Die Wege der Prostituierten und des Psychiaters kreuzen sich nicht zum ersten Mal. Ihre Verbindung scheint über ihre Begegnung bei einer vermutlich mehrere Jahre zurückliegenden Therapie hinaus zu gehen. Dies wird jedoch vor allem über eine sehr starke bildsymbolische Ebene vermittelt, bei der tatsächlich statt gefundene mit imaginierten Ereignissen zu verschwimmen scheinen: Immer wieder wird eine Szene aus einem sehr vollen Fahrstuhl gezeigt, darin sind beinahe alle im Film eine Rolle spielenden Figuren, zwei streiten sich, alle sprechen durcheinander und doch alle immer wieder anders über dasselbe Thema – ein Feuer. Auch hier verlaufen Bild- und Tonebene asynchron.

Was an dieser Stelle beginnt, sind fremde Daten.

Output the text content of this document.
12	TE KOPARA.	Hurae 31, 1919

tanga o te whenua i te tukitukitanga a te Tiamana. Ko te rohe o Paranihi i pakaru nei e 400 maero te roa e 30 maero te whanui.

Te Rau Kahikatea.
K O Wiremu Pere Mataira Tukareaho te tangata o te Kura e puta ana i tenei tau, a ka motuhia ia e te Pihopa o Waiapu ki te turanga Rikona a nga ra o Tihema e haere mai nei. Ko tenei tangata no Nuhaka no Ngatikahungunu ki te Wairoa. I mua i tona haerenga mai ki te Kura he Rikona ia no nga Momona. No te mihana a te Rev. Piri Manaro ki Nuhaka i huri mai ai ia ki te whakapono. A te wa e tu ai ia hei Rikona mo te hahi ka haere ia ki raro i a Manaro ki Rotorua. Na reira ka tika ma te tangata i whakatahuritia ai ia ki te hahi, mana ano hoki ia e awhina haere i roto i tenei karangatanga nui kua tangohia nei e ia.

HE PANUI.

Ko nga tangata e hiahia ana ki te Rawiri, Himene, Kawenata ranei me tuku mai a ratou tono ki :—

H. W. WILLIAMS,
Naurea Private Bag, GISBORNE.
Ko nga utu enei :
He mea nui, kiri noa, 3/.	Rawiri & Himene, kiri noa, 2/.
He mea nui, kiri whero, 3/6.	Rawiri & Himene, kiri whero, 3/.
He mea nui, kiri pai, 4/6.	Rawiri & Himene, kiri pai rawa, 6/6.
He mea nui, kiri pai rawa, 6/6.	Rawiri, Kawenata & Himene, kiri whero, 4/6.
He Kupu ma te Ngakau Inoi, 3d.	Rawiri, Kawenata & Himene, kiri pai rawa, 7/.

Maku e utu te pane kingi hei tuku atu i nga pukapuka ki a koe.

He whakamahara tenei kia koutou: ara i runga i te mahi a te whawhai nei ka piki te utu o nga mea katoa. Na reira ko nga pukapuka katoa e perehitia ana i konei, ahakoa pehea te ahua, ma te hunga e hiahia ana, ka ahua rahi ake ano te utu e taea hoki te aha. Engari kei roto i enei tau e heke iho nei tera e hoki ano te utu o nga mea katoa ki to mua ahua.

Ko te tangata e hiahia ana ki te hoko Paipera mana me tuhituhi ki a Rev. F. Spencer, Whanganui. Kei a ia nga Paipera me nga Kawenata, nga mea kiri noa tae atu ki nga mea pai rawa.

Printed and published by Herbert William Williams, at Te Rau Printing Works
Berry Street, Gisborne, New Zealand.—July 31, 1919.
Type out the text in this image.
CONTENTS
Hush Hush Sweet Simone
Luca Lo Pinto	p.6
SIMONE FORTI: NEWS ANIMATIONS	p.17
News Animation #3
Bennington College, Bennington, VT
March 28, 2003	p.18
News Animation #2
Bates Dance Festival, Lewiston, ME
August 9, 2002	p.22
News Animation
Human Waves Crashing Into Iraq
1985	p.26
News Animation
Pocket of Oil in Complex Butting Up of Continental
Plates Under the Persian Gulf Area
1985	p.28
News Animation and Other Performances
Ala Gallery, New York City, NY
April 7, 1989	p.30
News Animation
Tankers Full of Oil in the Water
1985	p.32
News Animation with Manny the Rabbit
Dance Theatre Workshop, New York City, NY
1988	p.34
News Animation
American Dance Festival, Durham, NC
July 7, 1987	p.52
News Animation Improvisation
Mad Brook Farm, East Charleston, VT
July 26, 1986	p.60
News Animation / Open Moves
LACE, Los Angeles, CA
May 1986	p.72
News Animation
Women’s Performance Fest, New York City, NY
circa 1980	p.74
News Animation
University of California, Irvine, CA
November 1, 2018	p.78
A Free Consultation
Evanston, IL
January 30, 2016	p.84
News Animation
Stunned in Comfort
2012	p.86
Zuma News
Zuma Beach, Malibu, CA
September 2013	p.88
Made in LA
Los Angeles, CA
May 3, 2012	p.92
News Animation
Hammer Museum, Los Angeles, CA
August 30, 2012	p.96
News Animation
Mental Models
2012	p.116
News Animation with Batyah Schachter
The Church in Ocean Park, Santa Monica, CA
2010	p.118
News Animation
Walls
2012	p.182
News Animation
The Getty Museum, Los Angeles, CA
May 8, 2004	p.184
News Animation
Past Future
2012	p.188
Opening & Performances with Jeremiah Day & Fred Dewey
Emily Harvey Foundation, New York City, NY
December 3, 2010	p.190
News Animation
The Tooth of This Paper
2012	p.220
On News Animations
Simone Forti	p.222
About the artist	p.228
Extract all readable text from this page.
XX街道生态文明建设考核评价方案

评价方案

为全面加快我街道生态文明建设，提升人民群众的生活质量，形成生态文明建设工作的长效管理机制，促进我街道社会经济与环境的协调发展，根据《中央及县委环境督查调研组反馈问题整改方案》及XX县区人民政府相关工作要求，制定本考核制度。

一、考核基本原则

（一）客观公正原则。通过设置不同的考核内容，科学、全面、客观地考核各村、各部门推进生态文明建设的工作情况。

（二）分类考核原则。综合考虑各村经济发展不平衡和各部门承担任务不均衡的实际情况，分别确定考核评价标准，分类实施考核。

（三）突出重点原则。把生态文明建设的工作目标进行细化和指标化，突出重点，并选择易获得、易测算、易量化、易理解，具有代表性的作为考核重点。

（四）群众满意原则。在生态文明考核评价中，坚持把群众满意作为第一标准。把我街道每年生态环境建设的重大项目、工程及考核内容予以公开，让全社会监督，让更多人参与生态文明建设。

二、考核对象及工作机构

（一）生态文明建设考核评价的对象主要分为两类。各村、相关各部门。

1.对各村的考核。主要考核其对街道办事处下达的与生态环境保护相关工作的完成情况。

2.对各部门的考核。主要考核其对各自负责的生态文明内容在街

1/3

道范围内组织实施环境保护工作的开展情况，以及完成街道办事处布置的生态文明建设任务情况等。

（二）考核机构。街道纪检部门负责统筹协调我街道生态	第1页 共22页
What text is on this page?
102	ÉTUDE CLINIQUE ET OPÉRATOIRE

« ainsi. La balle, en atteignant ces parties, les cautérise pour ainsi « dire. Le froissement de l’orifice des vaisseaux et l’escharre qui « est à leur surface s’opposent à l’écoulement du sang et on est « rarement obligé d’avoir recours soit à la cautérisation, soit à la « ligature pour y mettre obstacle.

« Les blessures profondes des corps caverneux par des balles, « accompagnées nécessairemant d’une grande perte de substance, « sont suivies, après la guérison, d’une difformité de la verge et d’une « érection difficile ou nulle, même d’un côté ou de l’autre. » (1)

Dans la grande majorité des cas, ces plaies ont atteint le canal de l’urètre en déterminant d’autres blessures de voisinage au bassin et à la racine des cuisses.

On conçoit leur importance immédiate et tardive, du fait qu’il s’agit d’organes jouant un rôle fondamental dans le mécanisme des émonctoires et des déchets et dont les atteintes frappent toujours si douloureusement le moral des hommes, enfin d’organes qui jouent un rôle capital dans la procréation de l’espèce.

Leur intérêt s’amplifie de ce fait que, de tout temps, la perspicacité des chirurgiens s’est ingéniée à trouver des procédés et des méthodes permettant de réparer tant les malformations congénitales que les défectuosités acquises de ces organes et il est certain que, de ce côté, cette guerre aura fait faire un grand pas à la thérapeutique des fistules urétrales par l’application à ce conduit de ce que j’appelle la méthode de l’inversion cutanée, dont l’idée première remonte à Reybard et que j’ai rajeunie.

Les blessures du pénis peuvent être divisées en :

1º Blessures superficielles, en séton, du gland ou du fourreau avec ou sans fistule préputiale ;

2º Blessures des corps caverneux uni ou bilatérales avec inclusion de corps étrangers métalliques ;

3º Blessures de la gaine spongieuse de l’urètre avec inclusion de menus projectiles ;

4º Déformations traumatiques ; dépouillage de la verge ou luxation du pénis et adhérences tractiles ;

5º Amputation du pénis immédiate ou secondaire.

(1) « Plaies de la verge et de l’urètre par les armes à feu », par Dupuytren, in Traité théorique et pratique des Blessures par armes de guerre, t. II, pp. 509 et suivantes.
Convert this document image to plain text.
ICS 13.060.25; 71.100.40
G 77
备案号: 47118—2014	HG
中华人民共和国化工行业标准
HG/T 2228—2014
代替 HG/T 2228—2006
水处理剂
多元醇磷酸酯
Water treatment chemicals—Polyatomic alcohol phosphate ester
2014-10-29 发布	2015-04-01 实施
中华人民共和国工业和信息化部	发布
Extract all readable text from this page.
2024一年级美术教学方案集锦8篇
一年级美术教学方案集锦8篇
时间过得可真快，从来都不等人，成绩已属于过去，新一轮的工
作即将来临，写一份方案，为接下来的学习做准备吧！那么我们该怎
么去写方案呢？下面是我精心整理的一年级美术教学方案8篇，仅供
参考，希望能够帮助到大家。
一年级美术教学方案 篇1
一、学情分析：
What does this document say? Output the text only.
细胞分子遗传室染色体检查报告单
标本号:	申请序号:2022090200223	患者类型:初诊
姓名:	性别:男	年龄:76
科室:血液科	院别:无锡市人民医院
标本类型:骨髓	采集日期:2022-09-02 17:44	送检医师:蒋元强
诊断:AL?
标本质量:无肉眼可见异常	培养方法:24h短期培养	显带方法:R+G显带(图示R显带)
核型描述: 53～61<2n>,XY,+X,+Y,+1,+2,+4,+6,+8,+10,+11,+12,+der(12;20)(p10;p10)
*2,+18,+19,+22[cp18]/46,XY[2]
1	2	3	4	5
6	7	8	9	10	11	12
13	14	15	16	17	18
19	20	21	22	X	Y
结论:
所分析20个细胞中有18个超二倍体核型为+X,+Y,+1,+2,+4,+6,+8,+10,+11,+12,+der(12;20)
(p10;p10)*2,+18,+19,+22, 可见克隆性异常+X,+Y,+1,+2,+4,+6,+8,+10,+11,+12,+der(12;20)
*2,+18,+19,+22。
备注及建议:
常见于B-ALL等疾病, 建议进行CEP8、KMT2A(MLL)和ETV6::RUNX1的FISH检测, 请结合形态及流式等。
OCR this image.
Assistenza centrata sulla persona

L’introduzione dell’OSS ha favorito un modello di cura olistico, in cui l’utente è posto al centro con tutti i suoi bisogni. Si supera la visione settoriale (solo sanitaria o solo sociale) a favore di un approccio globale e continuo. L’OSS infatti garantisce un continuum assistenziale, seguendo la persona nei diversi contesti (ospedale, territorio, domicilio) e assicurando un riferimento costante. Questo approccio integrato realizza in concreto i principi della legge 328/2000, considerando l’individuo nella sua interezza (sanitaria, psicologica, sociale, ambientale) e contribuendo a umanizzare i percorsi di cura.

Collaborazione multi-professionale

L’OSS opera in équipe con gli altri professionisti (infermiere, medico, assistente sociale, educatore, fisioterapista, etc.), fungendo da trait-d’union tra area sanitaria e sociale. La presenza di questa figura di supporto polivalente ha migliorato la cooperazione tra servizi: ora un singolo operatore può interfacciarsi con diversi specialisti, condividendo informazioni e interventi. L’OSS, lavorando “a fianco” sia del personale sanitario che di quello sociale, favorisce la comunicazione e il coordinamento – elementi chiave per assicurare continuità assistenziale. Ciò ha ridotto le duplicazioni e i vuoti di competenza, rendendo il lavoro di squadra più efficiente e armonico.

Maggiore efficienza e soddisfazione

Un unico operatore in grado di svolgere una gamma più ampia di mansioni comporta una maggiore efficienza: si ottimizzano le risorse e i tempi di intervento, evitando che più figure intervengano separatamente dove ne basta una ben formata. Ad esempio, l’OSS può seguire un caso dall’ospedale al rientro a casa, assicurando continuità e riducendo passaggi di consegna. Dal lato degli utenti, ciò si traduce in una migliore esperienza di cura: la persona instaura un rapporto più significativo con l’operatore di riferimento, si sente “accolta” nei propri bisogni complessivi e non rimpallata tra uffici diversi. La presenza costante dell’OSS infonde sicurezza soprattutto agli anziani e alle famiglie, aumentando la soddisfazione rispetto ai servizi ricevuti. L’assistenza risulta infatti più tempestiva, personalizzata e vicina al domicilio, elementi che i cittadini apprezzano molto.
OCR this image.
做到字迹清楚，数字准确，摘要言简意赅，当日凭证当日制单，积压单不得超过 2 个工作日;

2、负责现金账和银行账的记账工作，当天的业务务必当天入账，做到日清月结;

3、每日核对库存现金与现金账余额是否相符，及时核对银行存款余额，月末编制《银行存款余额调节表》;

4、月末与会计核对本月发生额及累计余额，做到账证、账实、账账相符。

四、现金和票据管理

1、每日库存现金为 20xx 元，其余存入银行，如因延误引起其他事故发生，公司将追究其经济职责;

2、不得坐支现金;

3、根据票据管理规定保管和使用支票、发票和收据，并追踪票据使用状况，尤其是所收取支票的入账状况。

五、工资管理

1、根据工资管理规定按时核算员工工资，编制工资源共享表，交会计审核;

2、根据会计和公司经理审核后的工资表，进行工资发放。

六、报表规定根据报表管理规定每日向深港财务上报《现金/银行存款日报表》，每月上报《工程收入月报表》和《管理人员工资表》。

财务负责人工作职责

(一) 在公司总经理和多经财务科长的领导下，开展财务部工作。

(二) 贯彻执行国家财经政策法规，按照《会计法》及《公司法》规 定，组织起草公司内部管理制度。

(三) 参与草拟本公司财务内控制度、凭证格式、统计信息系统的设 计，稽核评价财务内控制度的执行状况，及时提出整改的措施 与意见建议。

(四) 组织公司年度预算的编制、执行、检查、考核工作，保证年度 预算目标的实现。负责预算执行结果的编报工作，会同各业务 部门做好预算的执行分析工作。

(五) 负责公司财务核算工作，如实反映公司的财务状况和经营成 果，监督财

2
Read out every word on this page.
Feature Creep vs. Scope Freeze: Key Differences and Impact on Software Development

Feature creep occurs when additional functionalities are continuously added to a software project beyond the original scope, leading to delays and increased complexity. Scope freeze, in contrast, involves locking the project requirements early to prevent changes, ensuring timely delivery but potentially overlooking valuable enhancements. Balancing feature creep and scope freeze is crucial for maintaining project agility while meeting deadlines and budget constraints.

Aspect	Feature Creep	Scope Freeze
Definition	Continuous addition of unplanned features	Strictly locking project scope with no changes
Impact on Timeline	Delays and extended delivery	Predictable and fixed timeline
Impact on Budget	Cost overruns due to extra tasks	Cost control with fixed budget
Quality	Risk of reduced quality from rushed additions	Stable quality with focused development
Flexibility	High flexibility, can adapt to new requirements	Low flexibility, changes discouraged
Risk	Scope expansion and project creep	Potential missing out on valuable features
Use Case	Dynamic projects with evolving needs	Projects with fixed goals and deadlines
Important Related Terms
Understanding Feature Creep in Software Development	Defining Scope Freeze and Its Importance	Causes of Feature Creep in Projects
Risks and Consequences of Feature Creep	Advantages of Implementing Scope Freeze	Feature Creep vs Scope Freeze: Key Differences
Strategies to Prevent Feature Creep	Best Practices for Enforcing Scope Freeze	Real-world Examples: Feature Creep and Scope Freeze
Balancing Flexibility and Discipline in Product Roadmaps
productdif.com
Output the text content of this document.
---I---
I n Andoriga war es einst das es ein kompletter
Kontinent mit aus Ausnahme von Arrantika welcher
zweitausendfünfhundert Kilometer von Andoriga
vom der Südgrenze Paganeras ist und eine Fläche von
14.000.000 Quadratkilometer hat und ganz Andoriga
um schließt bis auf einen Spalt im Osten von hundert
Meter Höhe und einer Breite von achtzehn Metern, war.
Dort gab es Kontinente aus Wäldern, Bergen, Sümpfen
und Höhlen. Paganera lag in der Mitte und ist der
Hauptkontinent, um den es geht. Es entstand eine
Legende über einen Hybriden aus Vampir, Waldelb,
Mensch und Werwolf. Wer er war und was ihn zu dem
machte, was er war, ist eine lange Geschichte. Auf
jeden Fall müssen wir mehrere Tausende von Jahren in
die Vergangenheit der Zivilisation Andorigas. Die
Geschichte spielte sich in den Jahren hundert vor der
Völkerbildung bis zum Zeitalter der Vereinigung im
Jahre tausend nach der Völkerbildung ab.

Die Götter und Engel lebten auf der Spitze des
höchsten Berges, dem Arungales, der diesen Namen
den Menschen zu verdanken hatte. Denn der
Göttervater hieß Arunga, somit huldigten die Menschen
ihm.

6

Leider verbleibt HEE in seinem ganz eigenen symbolischen, metaphorischen Kosmos aus Subtexten, Andeutungen und versteckten Hinweisen gefangen. Im Kino überfordert er selbst die durchschnittlich für experimentelle Formen offenere Berlinale-Forums-Zuschauerin und verschließt sich damit jeglicher Interpretation. Um vielleicht zu verstehen, was frau da gerade gesehen hat, bedürfte es eines anderen, vermutlich explizit künstlerischen Kontexts und mehrerer Lektüren.
Auch wenn mir die experimentellen Kunstgriffe auf der audiovisuellen Ebene des Films, die Asynchronitäten der Bild- und Tonspur, das doppelte Spiel mit der Kamera, der Film im Film und die Erscheinung der Protagonistin und Regisseurin sowie ihr ausdrucksstarkes Spiel wirklich sehr gut gefallen haben, erschließt sich die tiefere Bedeutung des Films irgendwie nicht. Und viel schlimmer noch, dadurch scheitert er letztlich an seinen eigenen künstlerischen Ansprüchen. Vor diesem Hintergrund erscheint das Experiment als nichts anderes als eine leere Hülle. Sehr schade eigentlich.